Eunice Kennedy Shriver died less than two weeks before her brother Edward, beginning a month of tributes to the Catholic left’s first family that reached a crescendo when Senator Kennedy was laid to rest. But there was a difference between the two Kennedy siblings that was seldom mentioned in the encomiums: Mrs. Shriver’s Catholic liberalism did not always subordinate her Catholicism to her liberalism.
Consider abortion. Eunice Kennedy married Robert Sargent Shriver, Jr., who in 1972 was the last pro-life candidate to grace a national Democratic ticket. Their partisan and family loyalties sometimes led them to support pro-abortion politicians like son-in-law Arnold Schwarzenegger and a certain candidate of “acid, amnesty, and abortion.” Yet starting with the “One Million for Life” campaign to recruit one million adoptive parents, they both continued actively to oppose abortion throughout their lives.
In 1992, the Shrivers joined with Pennsylvania Gov. Bob Casey in the last serious effort to nudge the Democratic Party away from pro-abortion extremism. They signed a statement urging their party’s convention to adopt “a new understanding” of the issue, “one that does not pit mother against child” but pursues “policies that responsibly protect and advance the interest of mothers and their children, both before and after birth.”
When a national pro-choice group used the image of President John F. Kennedy to urge Catholic bishops to stifle their pro-life advocacy, Mrs. Shriver wrote a letter to the New York Times taking strong exception. She was an advisory-board member of the Susan B. Anthony List—an organization dedicated to electing pro-life women to Congress—and was honored by an organization called Feminists for Life. Both Shrivers were members of Democrats for Life of America.
Earlier in his political career, Ted Kennedy agreed. In a memorable 1971 letter to a pro-life voter, Senator Kennedy wrote that “the legalization of abortion on demand is not in accordance with the value which our society places on human life.” He considered his pro-life views consistent with liberalism’s desire to protect the weak from the strong: “Wanted or unwanted, I believe that human life, even at its earliest stages, has certain rights which must be recognized—the right to be born, the right to love, the right to grow old.”
But unlike other disadvantaged groups liberals profess to protect, human beings in the earliest stages of development cannot vote.
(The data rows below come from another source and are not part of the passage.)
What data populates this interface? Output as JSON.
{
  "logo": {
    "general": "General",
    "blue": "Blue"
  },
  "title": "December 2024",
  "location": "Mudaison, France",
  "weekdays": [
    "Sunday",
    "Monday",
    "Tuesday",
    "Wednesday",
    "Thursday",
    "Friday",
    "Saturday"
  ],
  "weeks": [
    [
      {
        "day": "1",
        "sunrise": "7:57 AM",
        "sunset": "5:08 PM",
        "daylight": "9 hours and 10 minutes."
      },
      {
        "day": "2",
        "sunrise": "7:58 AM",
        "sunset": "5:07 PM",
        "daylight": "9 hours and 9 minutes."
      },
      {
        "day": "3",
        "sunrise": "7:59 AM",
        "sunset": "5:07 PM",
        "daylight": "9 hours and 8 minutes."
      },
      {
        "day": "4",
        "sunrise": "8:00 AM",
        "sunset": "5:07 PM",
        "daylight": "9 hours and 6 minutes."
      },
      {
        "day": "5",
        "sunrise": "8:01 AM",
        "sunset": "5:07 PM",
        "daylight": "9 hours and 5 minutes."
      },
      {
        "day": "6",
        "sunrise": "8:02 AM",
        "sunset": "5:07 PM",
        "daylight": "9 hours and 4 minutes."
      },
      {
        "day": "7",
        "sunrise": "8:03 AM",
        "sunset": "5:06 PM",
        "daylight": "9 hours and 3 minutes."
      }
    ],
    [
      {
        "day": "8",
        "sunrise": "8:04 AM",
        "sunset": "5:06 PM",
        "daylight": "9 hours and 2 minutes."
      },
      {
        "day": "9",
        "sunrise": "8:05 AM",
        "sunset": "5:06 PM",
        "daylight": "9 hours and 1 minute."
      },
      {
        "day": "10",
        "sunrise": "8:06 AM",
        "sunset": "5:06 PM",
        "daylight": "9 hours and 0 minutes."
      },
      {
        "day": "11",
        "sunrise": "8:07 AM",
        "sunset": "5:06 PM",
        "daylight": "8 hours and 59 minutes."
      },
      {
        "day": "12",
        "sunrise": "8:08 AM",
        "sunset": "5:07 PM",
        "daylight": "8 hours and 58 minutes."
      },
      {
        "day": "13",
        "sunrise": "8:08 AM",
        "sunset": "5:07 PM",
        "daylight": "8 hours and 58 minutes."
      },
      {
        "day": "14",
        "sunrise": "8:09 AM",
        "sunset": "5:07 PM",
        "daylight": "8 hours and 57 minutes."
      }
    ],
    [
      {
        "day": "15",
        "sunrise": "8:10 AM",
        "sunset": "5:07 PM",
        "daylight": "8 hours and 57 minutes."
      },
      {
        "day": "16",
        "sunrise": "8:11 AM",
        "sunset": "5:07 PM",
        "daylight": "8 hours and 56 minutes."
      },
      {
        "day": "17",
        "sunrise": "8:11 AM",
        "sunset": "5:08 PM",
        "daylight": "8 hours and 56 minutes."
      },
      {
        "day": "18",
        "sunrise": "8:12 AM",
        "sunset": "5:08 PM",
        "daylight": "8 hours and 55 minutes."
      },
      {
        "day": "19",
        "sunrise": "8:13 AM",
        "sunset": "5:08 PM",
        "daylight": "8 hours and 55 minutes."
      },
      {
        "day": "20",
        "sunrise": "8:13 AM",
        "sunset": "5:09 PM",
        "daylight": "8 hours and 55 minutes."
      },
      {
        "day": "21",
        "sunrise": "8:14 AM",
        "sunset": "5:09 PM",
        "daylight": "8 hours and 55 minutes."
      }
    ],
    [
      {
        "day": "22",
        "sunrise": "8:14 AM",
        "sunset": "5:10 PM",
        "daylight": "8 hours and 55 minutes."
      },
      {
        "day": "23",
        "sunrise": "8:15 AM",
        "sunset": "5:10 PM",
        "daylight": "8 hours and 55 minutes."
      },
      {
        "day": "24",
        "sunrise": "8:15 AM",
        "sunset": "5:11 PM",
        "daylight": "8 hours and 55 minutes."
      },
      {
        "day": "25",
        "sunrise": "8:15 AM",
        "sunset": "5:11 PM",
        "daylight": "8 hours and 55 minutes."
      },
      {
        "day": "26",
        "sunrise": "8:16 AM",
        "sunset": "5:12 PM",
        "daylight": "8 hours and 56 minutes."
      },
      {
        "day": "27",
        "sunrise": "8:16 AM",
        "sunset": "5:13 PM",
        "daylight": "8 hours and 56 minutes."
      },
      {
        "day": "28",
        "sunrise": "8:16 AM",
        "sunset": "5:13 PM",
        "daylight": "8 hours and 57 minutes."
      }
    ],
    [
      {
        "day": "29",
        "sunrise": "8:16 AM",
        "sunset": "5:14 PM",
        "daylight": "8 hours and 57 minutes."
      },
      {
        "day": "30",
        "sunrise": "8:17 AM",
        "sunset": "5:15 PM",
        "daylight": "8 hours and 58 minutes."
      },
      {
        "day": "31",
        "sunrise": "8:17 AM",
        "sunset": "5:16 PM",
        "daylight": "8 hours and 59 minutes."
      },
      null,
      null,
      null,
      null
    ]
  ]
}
Which brings us to another key difference between Ted Kennedy and Eunice Kennedy Shriver: He had to face the voters of a very liberal, mostly nominally Catholic state. Consequently, he quickly changed his position on abortion once Roe v. Wade made it a national litmus-test issue.
Could Ted Kennedy have survived politically if he had stayed true to his pro-life beliefs, as his sister did? Thomas Dennelly, the man who wrote the letter that elicited Kennedy’s pro-life response, hoped so. “I wrote it because I felt as a prominent Catholic family it would be politically important for Kennedy to oppose abortion so other Catholics would not back away from their position,” he told the National Catholic Register.
But almost every other Massachusetts politician has made the same judgment that Kennedy did. Although Mitt Romney reinvented himself as an abortion opponent for last year’s Republican primaries, he had never faced his state’s voters as a pro-life candidate. Joseph Malone was elected state treasurer as a pro-life Catholic in 1990, but he switched sides in anticipation of a run for governor.
Despite being the second-most Catholic state, Massachusetts hasn’t elected a pro-life governor since Democrat Edward King in 1978. Pro-life state Senate President William Bulger and House Speaker Thomas Finneran have been replaced with abortion supporters. The only pro-life statewide elected official is the auditor, whose position has nothing to do with abortion policy.
Support for legal abortion doesn’t even keep a Catholic politician from being fêted by the Archdiocese of Boston or celebrated at Our Lady of Perpetual Help Basilica. Eunice Kennedy Shriver wasn’t an outlier just within her own family. Kennedy Catholicism is the religion of choice in her native state.
If Ted Kennedy has a lot to answer for, then so do his enablers and the Catholic constituents the late senator’s pro-abortion absolutism was meant to accommodate.